2. Potential for infection due to bowel obstruction or rupture.
a. Problem: Severe and intractable constipation can lead to bowel obstruction and possible rupture. If the large bowel ruptures, peritoneal sepsis will ensue.
b. Interventions
(1) Frequent abdominal assessment when the patient has known constipation.
(a) Bowel sounds.
(b) Abdominal pain—Report rebound tenderness immediately.
(c) Abdominal distention.
(2) Vital sign monitoring every shift or ambulatory visit.

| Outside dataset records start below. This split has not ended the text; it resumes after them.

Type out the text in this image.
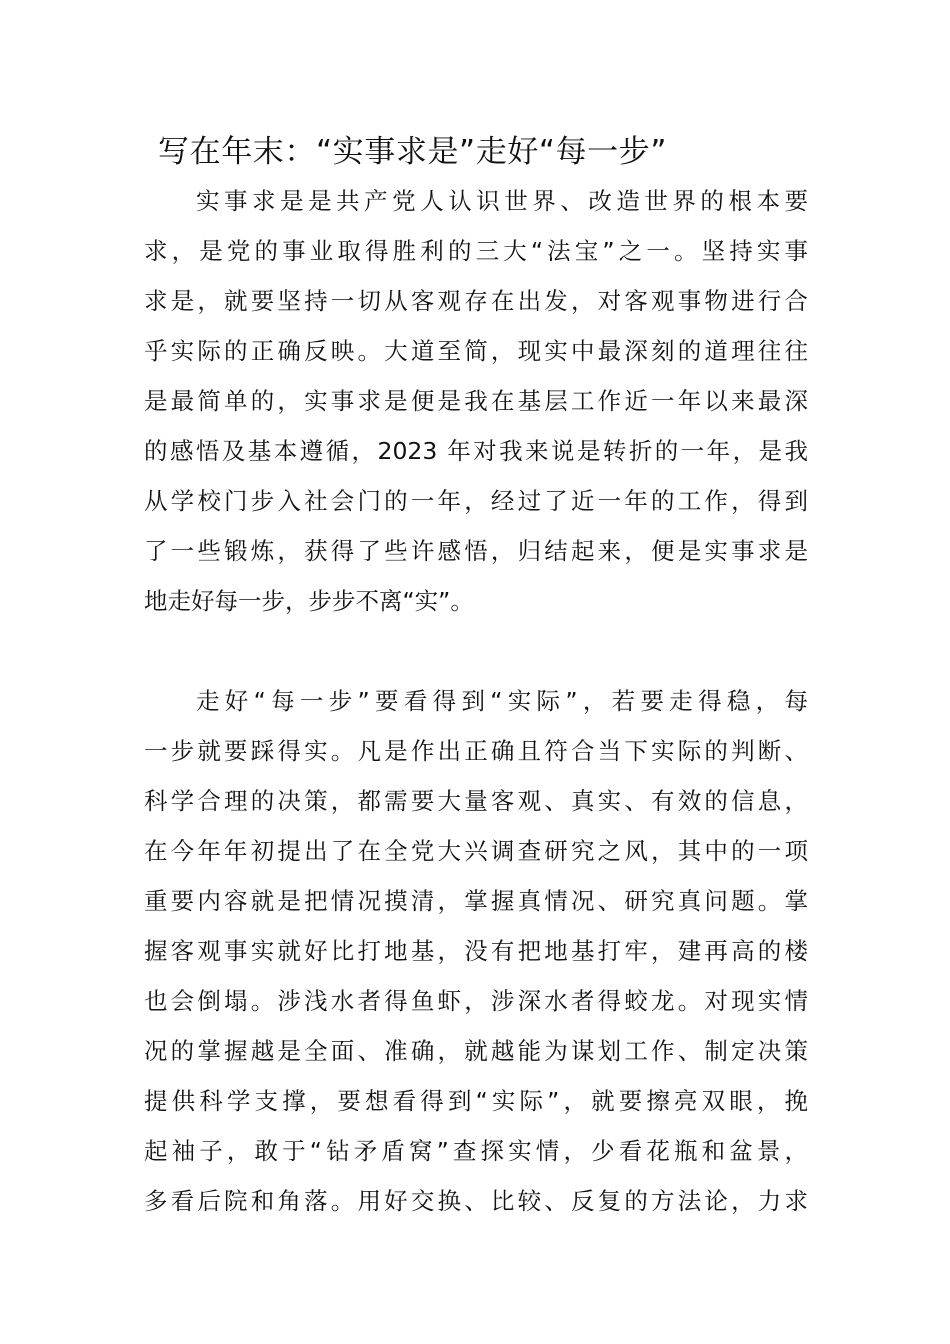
写在年末：“实事求是”走好“每一步”
实事求是是共产党人认识世界、改造世界的根本要
求，是党的事业取得胜利的三大“法宝”之一。坚持实事
求是，就要坚持一切从客观存在出发，对客观事物进行合
乎实际的正确反映。大道至简，现实中最深刻的道理往往
是最简单的，实事求是便是我在基层工作近一年以来最深
的感悟及基本遵循，2023 年对我来说是转折的一年，是我
从学校门步入社会门的一年，经过了近一年的工作，得到
了一些锻炼，获得了些许感悟，归结起来，便是实事求是
地走好每一步，步步不离“实”。
走好“每一步”要看得到“实际”，若要走得稳，每
一步就要踩得实。凡是作出正确且符合当下实际的判断、
科学合理的决策，都需要大量客观、真实、有效的信息，
在今年年初提出了在全党大兴调查研究之风，其中的一项
重要内容就是把情况摸清，掌握真情况、研究真问题。掌
握客观事实就好比打地基，没有把地基打牢，建再高的楼
也会倒塌。涉浅水者得鱼虾，涉深水者得蛟龙。对现实情
况的掌握越是全面、准确，就越能为谋划工作、制定决策
提供科学支撑，要想看得到“实际”，就要擦亮双眼，挽
起袖子，敢于“钻矛盾窝”查探实情，少看花瓶和盆景，
多看后院和角落。用好交换、比较、反复的方法论，力求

Investigate possible abdominal sepsis if the patient is febrile.
(3) Serial abdominal circumferences if distention is present.
(4) If acute obstruction or rupture is suspected, prepare for:
(a) Stat abdominal flat plate x-ray.
(b) Wide open infusion of intravenous (IV) fluids and possible transfer to an intensive care unit for vasopressors.
(c) Stat IV antibiotics that usually include metronidazole or a fluoroquinolone.
(d) NPO until it is determined whether the patient is a candidate for surgery.
(e) Frequent vital signs and intake and output measurement.
(f) Laboratory specimens for serum chemistry, amylase, and lactate.
c. Desired outcome: Constipation is resolved before abdominal crisis occurs.